Perspectives on Peloton

September 26, 2019

Today, Peloton goes public.  Since its founding, I’ve thought a lot about the company’s model and its ability to keep people motivated and engaged to stay active and healthy.  In honor of their big day, I’ve been reflecting on some key lessons from Peloton that we can apply to our work in the corporate learning space:

  1. Investment drives commitment: There is something about forking over the initial payment for a Peloton bike that creates a different kind of attachment to the program. You’re not just signing a contract at a health club.  Rather, you receive your own piece of equipment delivered to your door that can be tailored to your size. And needs.  There is anticipation as you wait for the bike, and there is a sense that you are embarking on a journey.    In the same way, anytime we set out on a major change initiative or quality campaign, a definitive launch which allows learners to see the thought and planning for the journey sets the program up for success.  That’s one of the reasons I’m so motivated by kickoff experiences that set the roadmap, provide essential tools and allow learners to visualize what success looks like.  This initial step delivered virtually or in person creates the same kind of attachment that I had to my new bike.  Someone has invested in me.  I owe it to them and to myself to excel.
  2. Customization drives commitment: My Peloton bike knows which instructors I like, the length of the ride that makes the most sense for me, and the best way for me to stretch and cool down.

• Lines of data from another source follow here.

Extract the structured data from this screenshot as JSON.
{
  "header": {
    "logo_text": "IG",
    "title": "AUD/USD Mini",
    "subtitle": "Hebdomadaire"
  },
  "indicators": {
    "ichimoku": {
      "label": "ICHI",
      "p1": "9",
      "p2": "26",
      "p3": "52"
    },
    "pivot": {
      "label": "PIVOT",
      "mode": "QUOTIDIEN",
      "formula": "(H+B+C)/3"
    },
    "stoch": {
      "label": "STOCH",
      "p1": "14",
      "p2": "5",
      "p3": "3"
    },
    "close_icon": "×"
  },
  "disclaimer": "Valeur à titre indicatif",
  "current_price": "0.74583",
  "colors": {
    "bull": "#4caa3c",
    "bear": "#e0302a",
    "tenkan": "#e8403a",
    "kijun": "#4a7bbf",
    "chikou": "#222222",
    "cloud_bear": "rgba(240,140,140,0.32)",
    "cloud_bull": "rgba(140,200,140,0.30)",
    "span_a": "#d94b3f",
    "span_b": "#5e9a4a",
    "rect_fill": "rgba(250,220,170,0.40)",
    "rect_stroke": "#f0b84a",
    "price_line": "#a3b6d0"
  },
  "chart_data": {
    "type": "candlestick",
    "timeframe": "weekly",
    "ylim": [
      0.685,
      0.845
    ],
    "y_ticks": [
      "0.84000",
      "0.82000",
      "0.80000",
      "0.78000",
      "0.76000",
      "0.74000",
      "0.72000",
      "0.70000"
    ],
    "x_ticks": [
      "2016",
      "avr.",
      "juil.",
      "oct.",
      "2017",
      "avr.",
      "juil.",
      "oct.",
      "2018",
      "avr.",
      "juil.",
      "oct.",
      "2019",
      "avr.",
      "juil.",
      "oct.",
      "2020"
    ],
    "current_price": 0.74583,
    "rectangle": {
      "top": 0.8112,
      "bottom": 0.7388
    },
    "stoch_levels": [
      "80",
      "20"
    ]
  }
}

My whole experience is tailored to what I need.  We have so many clients that want us to help design learning to drive adoption of tools and integration.  However, they often deliver with a one size fits all mentality.  If Peloton can tell you what type of instructor will drive accountability, we should be tapping into AI and data to deliver very customized instruction that meets the immediate needs of a learner.  If we can use analytics to scratch the itch when a learner needs it, we make it more likely for them to come back and explore other tools that could be helpful.
  3. Energy drives commitment: The reason that I get on my Peloton is because it is fun. There is community as I compete with others on the leaderboard.  The instructors are energetic and don’t take themselves too seriously. The whole culture makes achieving goals worth it.  That’s a secret for success in any business context.  Bring really interesting people to an energetic environment.  Allow them to present with passion and create a place for accomplishment.  Bring in gamification, competition, and regards.  Make learning fun again.

I’m waiting for the bell to ring for Peloton’s trading to begin.  However, no matter what happens on the exchange with their stock, I’ve learned a lot from Peloton for our own business.  What can that company teach you about the way you learn?